Nilda: Os dois faziam apostas de escrita, os dois eram muito amigos. Eles discutiam, se autoinfluenciavam, um influenciava o outro em várias coisas, mas o Tolkien tinha algumas coisas que ele não aceitava fazer e o C. S. Lewis tinha coisas que ele gostava de fazer. Tanto que um escreveu o obituário do outro antes de morrer. Quando o Tolkien morreu, o C. S. Lewis já tinha falecido, mas foi utilizado o obituário que o C. S. Lewis tinha feito. Quando eles estavam ficando velhinhos, um fez para o outro.

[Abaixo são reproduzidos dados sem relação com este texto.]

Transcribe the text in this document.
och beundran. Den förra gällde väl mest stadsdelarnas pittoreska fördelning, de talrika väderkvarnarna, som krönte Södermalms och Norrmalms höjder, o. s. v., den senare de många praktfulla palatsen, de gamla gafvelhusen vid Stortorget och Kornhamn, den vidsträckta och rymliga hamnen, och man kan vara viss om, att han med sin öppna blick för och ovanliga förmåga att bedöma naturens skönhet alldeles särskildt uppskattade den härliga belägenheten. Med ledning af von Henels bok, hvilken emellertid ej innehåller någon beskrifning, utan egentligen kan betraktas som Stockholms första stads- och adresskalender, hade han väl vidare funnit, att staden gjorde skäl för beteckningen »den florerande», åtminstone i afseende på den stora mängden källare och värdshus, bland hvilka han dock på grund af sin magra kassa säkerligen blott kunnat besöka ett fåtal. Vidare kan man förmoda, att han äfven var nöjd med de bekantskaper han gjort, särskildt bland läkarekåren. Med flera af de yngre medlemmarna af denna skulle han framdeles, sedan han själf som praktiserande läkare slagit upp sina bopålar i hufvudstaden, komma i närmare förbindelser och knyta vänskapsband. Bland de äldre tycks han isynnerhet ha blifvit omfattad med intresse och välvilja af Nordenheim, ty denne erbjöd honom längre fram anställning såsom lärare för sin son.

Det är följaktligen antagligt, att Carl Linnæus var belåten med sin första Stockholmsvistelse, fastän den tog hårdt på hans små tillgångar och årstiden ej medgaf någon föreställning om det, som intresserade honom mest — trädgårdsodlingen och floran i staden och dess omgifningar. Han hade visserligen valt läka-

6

Leonardo: Foi interessante essa comparação com o C. S. Lewis, que esse eu já sabia que realmente faz alegorias diretas em si com a parte cristã; do Tolkien, ele não gostava dessas comparações, dessas alegorias diretas, mas a gente vê elementos que você pode fazer uma certa ligação, e eu acho interessante que, vendo essa forma, a gente vê bem realmente como uma mitologia tolkeniana, como eu gosto de chamar, porque aí você tem a questão de que ele pegava também conceitos que ficavam semelhantes em outras mitologias, de outras culturas. Então é aquele negócio que a gente sempre mostra em vários episódios: as culturas têm coisas semelhantes indo tanto do paganismo, para ser mais claro nos termos, quanto do cristianismo. Você vai ter semelhanças. Então o dele pode ser semelhante, ter elementos semelhantes, mesmo pegando não diretamente do cristianismo, mas pegando de conceitos de outras culturas ali, porque a gente vê muita coisa nórdica que se coloca ali nele, os próprios elfos, anões, coisas assim em geral europeias. Você vai ter coisas que você vai poder puxar para o cristianismo ali, então o dele não precisaria ser necessariamente uma coisa direta, uma alegoria direta para chegar a alguns pontos onde você possa fazer uma ligação.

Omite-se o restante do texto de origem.